There was a difference. Jerry did not know, nor care to analyze it, nor explain to herself, why these two people had in themselves alone begun to make New Eden worth while for her. She for whom things, human and otherwise, had heretofore been created—all except sand.

The third New-Edenite who had some special interests on this rainy day was Junius Brutus Ponk. Often an idler in the Macpherson Company's office, he was always interesting to York. There were never created two of his kind. That in itself made him worth while to the big, strong man of many affairs. And, much as York wanted to be alone to-day, he welcomed the coming of Ponk. In the long, serious conversation that followed, their usual bantering had no place. And when the little man went slowly out, and slowly crossed the street to the hotel, indifferent to the steady fall of rain, York Macpherson's eyes followed him earnestly.

"He'll almost forget to strut if that girl stays here—but she won't stay. And he will strut. He's made that way. But down under it all he's a man, God bless him—a man any woman could trust."

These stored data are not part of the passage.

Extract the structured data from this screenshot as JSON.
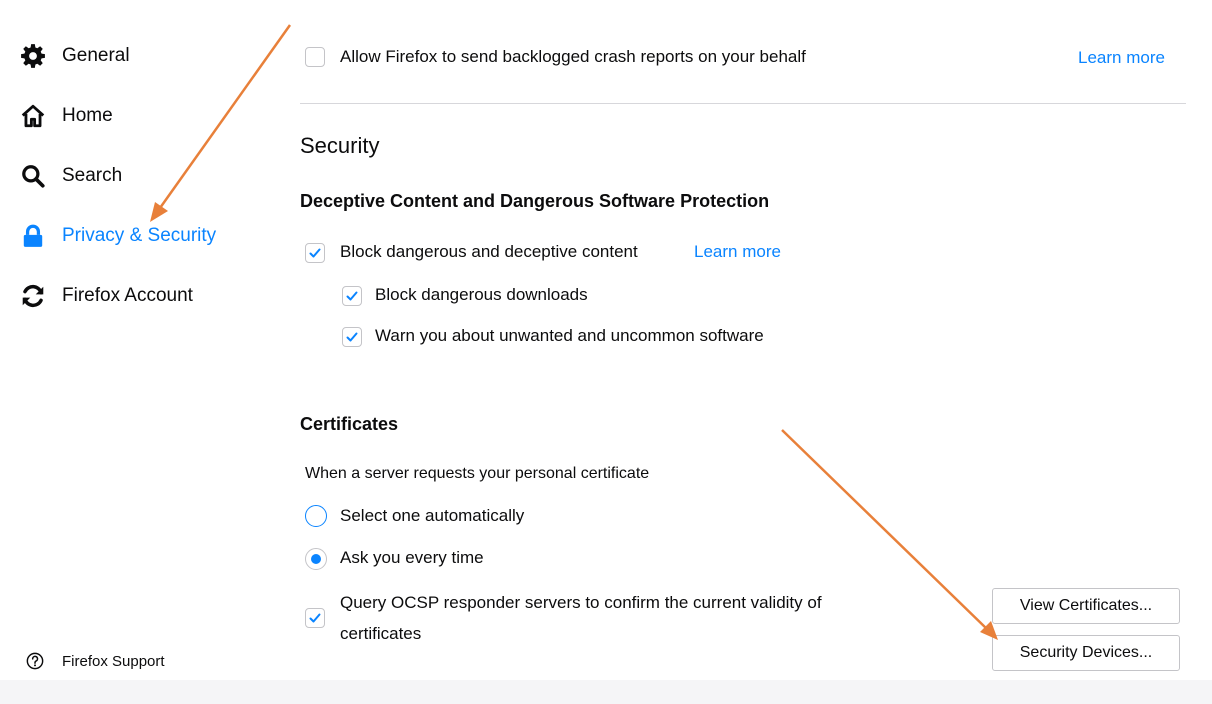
{
  "sidebar": {
    "items": [
      {
        "label": "General",
        "icon": "gear-icon",
        "active": false
      },
      {
        "label": "Home",
        "icon": "home-icon",
        "active": false
      },
      {
        "label": "Search",
        "icon": "search-icon",
        "active": false
      },
      {
        "label": "Privacy & Security",
        "icon": "lock-icon",
        "active": true
      },
      {
        "label": "Firefox Account",
        "icon": "sync-icon",
        "active": false
      }
    ],
    "support_label": "Firefox Support",
    "support_icon": "help-icon"
  },
  "crash_reports": {
    "label": "Allow Firefox to send backlogged crash reports on your behalf",
    "checked": false,
    "learn_more": "Learn more"
  },
  "security": {
    "title": "Security",
    "protection": {
      "heading": "Deceptive Content and Dangerous Software Protection",
      "block_content": {
        "label": "Block dangerous and deceptive content",
        "checked": true,
        "learn_more": "Learn more"
      },
      "block_downloads": {
        "label": "Block dangerous downloads",
        "checked": true
      },
      "warn_unwanted": {
        "label": "Warn you about unwanted and uncommon software",
        "checked": true
      }
    },
    "certificates": {
      "heading": "Certificates",
      "prompt": "When a server requests your personal certificate",
      "options": [
        {
          "label": "Select one automatically",
          "checked": false
        },
        {
          "label": "Ask you every time",
          "checked": true
        }
      ],
      "ocsp": {
        "label_line1": "Query OCSP responder servers to confirm the current validity of",
        "label_line2": "certificates",
        "checked": true
      },
      "view_button": "View Certificates...",
      "devices_button": "Security Devices..."
    }
  },
  "colors": {
    "accent": "#0a84ff",
    "annotation_arrow": "#e8803a"
  }
}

Up at "Castle Cluny" the rainy day brought one caller whom "chilling winds nor poisonous breath" could never halt—Mrs. Stellar Bahrr, otherwise—"the Big Dipper"—the town gossip.

Mrs. Stellar Bahrr was a married, widowed-by-divorce, old-maid type, built like a sky-scraper, of the lean, uncertain age just around sixty, with the roundness of youth all gone, and the plump beauty of matronliness all lacking, wrinkled with envy and small malice, living on repeating what New Eden wanted kept untold. Hiding what New Eden should have known of her, she maintained herself on a pension from some one, known only to York Macpherson, and the small income derived just now from trimming over last year's hats "to make them look like four-year-olds," York declared.

The real milliner of the town was a brisk, bright business woman who had Stellar Bahrr on her trail in season and out of season. Mrs. Bahrr herself could not have kept up a business of any kind for a week, for she changed callings almost with the moon's phases.

No more unwelcome caller could have intruded on the homey, delicious, rainy-day seclusion of "Castle Cluny."

"I jis' run in to see the hat again you're goin' to wear to-morrow, Miss Laury. I 'ain't got more 'n a minute. Ye ain't alone this dreary day, are ye? The Lenwells was sayin' last night your brother was goin' to the upper Sage Brush on some business with the Posers. But they're in town, rainy as it is, an' all. Did he go?"

"No, he put it off till Monday," Laura replied, wondering what interest York's going or coming could be to Stellar Bahrr.

"As I was sayin', the Posers is in town. Come to meet Nell and her baby. They come in on the freight yesterday. The biggest, bald-headest young un you ever see. Nell wants her hat fixed over, and nothin' on the livin' earth to fix it with, ner money to pay for it. I'll make ol' Poser do that, though. Lemme see your hat, so's I can get an idy or two. You've got some 'commodation, if that blamed millinery-store hain't. Thank ye for the favor."